Hanukkah started at midnight just gone and I'm sure that little Jewish children are waking up today all excited. Not least because Hanukkah has acquired some of the giftie attributes of Christmas, perhaps because the two festivals often fall in the same month. But the youngsters can also have intoxicating fun spinning dreidels instead of whacking people playing Grand Theft Auto. Dreidels are little spinning tops with four different Hebrew letters one to each side.
shin - nun - gimel - hei
The letters are the initials of a phrase נס גדול היה שם (Hebrew reads right to left like Arabic) Nes Gadol Hayah Poh which being interpreted is "a great miracle happened here". Each player in dreidel spinning games puts some token into the pot and
then each takes turns to spin the top and obey the time-honoured
conventions attached to each side.
nun - do nothing
gimel - take everything in the pot
hei - take half (rounded up) of the pot
shin - put one (or three) tokens in the pot
Simple enough, hours of fun, scope for bitter recriminations and tears - just the sort of game every family wishes to play during the Winter Solstice Festivities. In Western Europe we also used to play Dreidels except that they were
called teetotums and often had the letters A D N T instead of Hebrew.

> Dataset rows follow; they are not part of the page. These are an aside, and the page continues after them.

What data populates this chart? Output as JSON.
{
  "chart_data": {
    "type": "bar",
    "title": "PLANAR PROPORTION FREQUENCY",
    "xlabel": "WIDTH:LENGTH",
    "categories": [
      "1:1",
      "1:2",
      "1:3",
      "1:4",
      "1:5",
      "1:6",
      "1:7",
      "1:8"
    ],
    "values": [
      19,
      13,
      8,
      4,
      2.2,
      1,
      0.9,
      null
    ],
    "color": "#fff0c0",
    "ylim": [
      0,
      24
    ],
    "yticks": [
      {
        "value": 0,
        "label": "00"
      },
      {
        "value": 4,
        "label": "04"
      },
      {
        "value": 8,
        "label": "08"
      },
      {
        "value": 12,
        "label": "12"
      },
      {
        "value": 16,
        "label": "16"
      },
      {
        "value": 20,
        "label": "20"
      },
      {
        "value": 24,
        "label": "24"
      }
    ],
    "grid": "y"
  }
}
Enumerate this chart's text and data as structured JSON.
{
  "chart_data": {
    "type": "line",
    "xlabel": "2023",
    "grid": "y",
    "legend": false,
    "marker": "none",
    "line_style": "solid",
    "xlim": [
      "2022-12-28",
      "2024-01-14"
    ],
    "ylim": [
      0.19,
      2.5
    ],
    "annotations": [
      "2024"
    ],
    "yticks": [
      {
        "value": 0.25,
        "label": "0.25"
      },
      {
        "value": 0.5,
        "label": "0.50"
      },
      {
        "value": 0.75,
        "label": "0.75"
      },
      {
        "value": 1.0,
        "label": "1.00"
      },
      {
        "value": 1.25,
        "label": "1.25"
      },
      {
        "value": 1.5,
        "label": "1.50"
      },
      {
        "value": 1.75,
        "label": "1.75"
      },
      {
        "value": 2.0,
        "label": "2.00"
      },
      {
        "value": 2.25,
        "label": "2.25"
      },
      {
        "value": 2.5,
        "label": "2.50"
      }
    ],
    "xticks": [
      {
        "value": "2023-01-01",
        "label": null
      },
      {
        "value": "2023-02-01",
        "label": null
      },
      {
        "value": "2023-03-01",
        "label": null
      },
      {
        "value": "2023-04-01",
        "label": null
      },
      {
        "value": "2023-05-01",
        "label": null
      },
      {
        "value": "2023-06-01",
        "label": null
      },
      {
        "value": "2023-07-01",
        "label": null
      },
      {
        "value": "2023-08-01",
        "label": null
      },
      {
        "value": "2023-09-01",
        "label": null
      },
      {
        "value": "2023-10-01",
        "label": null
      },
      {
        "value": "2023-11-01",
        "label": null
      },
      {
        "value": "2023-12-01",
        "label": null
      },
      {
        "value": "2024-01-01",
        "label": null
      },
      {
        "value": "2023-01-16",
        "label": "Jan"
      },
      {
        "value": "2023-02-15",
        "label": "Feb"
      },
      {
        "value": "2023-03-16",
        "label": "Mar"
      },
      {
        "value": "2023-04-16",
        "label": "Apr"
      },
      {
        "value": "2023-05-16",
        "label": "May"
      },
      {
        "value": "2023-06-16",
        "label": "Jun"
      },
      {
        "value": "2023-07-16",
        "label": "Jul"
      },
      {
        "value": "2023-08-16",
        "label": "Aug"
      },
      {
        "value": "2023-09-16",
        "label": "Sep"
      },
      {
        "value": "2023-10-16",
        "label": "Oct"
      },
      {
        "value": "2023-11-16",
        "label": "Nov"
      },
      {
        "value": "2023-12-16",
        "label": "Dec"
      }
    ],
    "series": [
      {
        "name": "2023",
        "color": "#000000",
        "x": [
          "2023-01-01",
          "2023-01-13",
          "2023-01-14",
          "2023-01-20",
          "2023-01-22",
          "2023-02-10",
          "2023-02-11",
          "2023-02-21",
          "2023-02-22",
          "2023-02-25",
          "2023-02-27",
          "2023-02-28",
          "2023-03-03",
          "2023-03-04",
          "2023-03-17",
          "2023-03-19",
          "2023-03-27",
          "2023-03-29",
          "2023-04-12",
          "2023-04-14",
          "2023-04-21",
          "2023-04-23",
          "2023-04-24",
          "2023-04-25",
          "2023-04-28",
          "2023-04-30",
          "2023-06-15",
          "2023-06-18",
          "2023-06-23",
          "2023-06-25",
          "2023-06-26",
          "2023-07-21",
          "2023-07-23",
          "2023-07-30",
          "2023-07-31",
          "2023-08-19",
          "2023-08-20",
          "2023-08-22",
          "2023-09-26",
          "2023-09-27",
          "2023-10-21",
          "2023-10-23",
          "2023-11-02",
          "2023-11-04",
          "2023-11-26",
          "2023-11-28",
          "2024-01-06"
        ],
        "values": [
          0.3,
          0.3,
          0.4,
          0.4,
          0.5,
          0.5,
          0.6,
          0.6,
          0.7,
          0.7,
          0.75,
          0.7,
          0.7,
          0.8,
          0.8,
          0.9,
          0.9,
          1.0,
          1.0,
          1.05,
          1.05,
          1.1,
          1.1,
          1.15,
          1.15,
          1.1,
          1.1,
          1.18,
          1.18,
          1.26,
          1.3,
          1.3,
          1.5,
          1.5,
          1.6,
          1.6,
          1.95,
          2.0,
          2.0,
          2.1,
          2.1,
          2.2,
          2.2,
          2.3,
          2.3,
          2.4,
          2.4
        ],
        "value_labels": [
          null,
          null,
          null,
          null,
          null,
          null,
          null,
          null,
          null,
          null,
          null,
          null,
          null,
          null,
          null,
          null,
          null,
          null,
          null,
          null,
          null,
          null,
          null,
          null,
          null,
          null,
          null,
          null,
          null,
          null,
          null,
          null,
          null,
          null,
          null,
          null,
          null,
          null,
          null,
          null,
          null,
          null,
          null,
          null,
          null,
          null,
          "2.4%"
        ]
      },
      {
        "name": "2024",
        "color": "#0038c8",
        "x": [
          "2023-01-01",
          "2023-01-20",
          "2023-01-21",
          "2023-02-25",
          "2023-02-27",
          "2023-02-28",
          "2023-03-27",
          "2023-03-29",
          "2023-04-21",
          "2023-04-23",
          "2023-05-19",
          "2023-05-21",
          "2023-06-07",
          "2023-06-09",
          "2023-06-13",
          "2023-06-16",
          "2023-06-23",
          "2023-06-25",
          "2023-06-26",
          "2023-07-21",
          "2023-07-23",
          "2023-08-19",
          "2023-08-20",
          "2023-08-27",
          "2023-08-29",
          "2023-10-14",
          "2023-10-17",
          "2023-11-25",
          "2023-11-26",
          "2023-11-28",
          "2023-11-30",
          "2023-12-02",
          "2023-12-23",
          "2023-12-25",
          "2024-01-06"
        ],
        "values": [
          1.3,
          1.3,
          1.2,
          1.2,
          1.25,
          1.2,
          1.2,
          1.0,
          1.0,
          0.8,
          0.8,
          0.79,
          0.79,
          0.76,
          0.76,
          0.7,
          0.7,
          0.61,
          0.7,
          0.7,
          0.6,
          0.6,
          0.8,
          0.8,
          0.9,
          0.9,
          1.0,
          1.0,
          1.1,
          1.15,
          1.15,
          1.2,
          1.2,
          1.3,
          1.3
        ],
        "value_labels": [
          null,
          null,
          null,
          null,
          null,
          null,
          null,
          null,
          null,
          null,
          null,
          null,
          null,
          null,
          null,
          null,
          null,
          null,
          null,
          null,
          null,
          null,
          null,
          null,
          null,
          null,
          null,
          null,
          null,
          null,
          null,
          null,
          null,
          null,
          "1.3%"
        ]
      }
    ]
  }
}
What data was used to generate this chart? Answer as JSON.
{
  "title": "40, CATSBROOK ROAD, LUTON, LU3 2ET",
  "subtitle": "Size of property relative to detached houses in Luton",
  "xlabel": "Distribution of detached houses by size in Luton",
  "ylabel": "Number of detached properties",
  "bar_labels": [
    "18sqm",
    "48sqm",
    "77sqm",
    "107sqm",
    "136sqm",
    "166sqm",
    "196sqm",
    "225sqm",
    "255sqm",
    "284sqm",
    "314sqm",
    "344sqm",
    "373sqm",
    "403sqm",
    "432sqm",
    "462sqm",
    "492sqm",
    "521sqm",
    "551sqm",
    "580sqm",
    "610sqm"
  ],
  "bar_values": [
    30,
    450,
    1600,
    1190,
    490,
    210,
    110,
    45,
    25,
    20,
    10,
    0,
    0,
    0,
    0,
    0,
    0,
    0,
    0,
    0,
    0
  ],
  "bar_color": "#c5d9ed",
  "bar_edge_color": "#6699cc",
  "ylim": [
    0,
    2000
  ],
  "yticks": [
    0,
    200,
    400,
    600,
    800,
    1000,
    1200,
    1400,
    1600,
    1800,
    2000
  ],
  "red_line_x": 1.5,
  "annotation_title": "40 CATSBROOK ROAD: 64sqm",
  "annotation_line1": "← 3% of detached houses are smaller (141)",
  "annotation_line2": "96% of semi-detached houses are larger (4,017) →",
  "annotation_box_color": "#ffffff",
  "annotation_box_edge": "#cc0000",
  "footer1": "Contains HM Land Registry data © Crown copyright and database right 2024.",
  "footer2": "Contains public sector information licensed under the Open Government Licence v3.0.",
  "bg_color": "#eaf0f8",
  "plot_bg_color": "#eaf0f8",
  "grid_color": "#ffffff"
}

And instead of as in Hebrew an inspirational mnemonic, the letters stood
for straight-forward instructions Aufer - take (one); Depone - put
(one); Nihil - take none; Totum - take all. Dreidels culture was all explained to me by Larry Reich at about this time 34 years ago. Larry was a) Jewish b) a deft dreidelist c) the only person I've seen leap full-length on frozen ground to retrieve some data (an escaping field vole Microtus pennsylvanicus) d) a man with a prodigious appetite for ice-cream e) about to give up being a field biologist and fulfill his maternal-driven destiny to become a real doctor and not just a PhD. I was in graduate school and had a desk in the Bob Tamarin Vole Lab. Part of the rent (kidding!) was that I'd go out and help when they needed to collect data by bleeding their voles. It was on the way home from one of these expeditions in late 1979 that I first saw Asteroids being played - quite possibly by Larry - in a pizza-shop near Plymouth, MA. That was yet another (Scrabble, Monopoly, Diplomacy) nail in the coffin of simple gaming pleasures like spinning tops. With a little help from William Rowan Hamilton, computer graphics have developed from the simple, efficient vector graphics of Asteroids drug-store consoles to displaying rippling muscles and exaggerated body-contours of Lara Croft Tombraider.